Increased revenues, especially from television, would allow MLS to take the easy route to improve the quality of play: buying better players. But the money just isn’t there right now and might not be there for another decade.

This leaves MLS with only two options: domestic development or shrewd purchases of cheap, overseas talent.

Domestic Development

I’m not going to spend a lot time opinionating as to the current quality of the average American professional soccer player. I’ll simply remark that there are more American pros than ever and those players are increasingly able to move overseas to play at a younger age.

For 2009, MLS reduced roster size from 28 to 24, but increased the number of senior roster spots from 18 to 20. Teams are permitted to carry up to four developmental players outside of the team salary budget. MLS permits a team to carry up to 8 international players on their 24 man roster.

Within 2 years, there will be 18 teams who each carry approximately 16 American players on their roster. That’s 288 Americans (and green card holders) playing first division soccer in the United States.

Most of the best American players have and will continue to move overseas. Gone are the days when you could put together a solely MLS based squad and expect it to compete with the Yanks Abroad. But MLS lifers like Donovan, Ching, Clark, Hejduk and Mastroeni are integral pieces of the U.S. team.

For most American players, those who will never go overseas to play, MLS is the end goal. As the quality of the American player increases, more of them will be able to find jobs overseas. As the availability of jobs overseas increases, MLS will be required to increase what it pays its best American players.

MLS can survive losing some percentage of American players to Europe. How it goes about replacing those players will help to determine the course the league charts.

Finding Foreigners

MLS needs to be concerned that it is expanding at a faster rate than the supply of American talent can be developed leading to a decline in quality of the product it is putting on the field.

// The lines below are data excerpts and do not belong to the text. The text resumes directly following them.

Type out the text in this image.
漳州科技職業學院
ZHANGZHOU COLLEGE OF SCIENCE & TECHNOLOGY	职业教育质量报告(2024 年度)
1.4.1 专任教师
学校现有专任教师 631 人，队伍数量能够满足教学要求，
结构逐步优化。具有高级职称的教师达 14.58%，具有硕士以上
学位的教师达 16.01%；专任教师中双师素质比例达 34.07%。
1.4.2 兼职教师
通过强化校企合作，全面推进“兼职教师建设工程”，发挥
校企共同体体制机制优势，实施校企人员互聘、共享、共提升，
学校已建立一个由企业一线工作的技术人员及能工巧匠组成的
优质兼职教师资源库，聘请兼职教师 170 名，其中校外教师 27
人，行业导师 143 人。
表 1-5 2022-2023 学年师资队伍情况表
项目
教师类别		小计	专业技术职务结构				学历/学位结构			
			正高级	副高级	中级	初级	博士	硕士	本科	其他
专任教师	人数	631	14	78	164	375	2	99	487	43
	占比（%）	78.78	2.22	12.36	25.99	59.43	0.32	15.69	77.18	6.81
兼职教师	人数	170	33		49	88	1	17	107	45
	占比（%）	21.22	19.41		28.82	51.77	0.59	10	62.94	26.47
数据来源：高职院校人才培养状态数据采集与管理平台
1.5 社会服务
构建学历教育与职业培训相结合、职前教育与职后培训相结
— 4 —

Fortunately, MLS has a significant advantage that the Big Four pro leagues did not have as they expanded throughout the 1990’s: cheap foreign talent that is better than its American counterparts. MLS teams with effective scouting departments have no shortage of talent throughout the world that they can bring into the league relatively cheap.

MLS’ balancing act may be more complex than that faced by the Big Four. MLS needs to:

  • (a) Expand;
  • (b) Use inexpensive foreign talent to prevent quality decline;
  • (c) Use expensive foreign talent to increase quality and to expand the fanbase; and
  • (d) Don’t use so much foreign talent that you inhibit the development of American players that should be the backbone of the league.

Arguably, MLS has performed this balancing act fairly well so far. With three more teams coming in the next two years however, its probably too soon to say they’ve succeeded.

Salaries and Rosters

The Chicago Fire’s 2008 roster, with salaries, is a fair example of what a typical MLS team looks like.

Player 2008 Salary
The Box Office Attraction:
Blanco Cuauhtemoc $2,666,778
The High Priced Vets:
McBride Brian $189,333
Gutierrez Diego $107,500
Brown C.J. $111,711
Mapp Justin $200,000
The Backbone of Major League Soccer:
Pause Logan $84,230
Prideaux Brandon $72,000
Robinson Dasan $44,625
Rolfe Chris $86,075
Thorrington John $61,875
Busch Jon $81,250
Carr Calen $63,100
They’re Stealing American Jobs:
Frankowski Tomasz $214,250
Marmol Lidor $109,750
Herron Andy $102,500
They’re Doing Jobs Americans Can’t Do:
Conde Wilman $163,500
Segares Gonzalo $61,090
Pappa Marco $33,000
Recent First Round Draft Choices:
Nyarko Patrick $135,000
Soumare Bakary $103,000
Low-round Rookies Who Contribute:
King Stephen $17,700
Welcome to Hardees, May I Take Your Order:
Kasiguran Kai $12,900
Kettering Tyler $12,900
Lowry Peter $12,900
Washington Austin $12,900
Woolard Daniel $17,700
Noble Nick $17,700
Banner Michael $ 12,900

One or two Designated Players that make great money, five or so rookies that are barely scraping by and the bulk of the team making somewhere between $50,000 and $200,000.

In 2008, 21 MLS players made more than $250,000 and 6 made more than $1 million, including Beckham ($6,500,000) and Blanco ($2,666,778). The Designated Player rule expires after the 2009 season but is sure to be extended in some form or another. Salary cap increases are likely to be incorporated into the new MLS collective bargaining agreement.

The players may not like the seemingly snail pace of the salary caps’ expansion over the last few years. For individual players, whose stay in the game is over in the blink of an eye, they want to make as much money as possible. But the reality is that the league is making significant progress by expanding the number of teams in the league.

Simply put, more teams means more jobs.

Early in the decade, ten teams with salary cap of $1.6 million resulted in about $16 million in salary being paid. Today, 15 teams with a salary cap of $2.3 million means $34.5 million (not counting DP’s) in salary being paid. By 2015, eighteen teams with a salary cap of, let’s say, $3.5 million, results in at least $63 million in salary, not counting Designated Players. That’s a quadrupling the amount spent on players’ salaries in about a decade.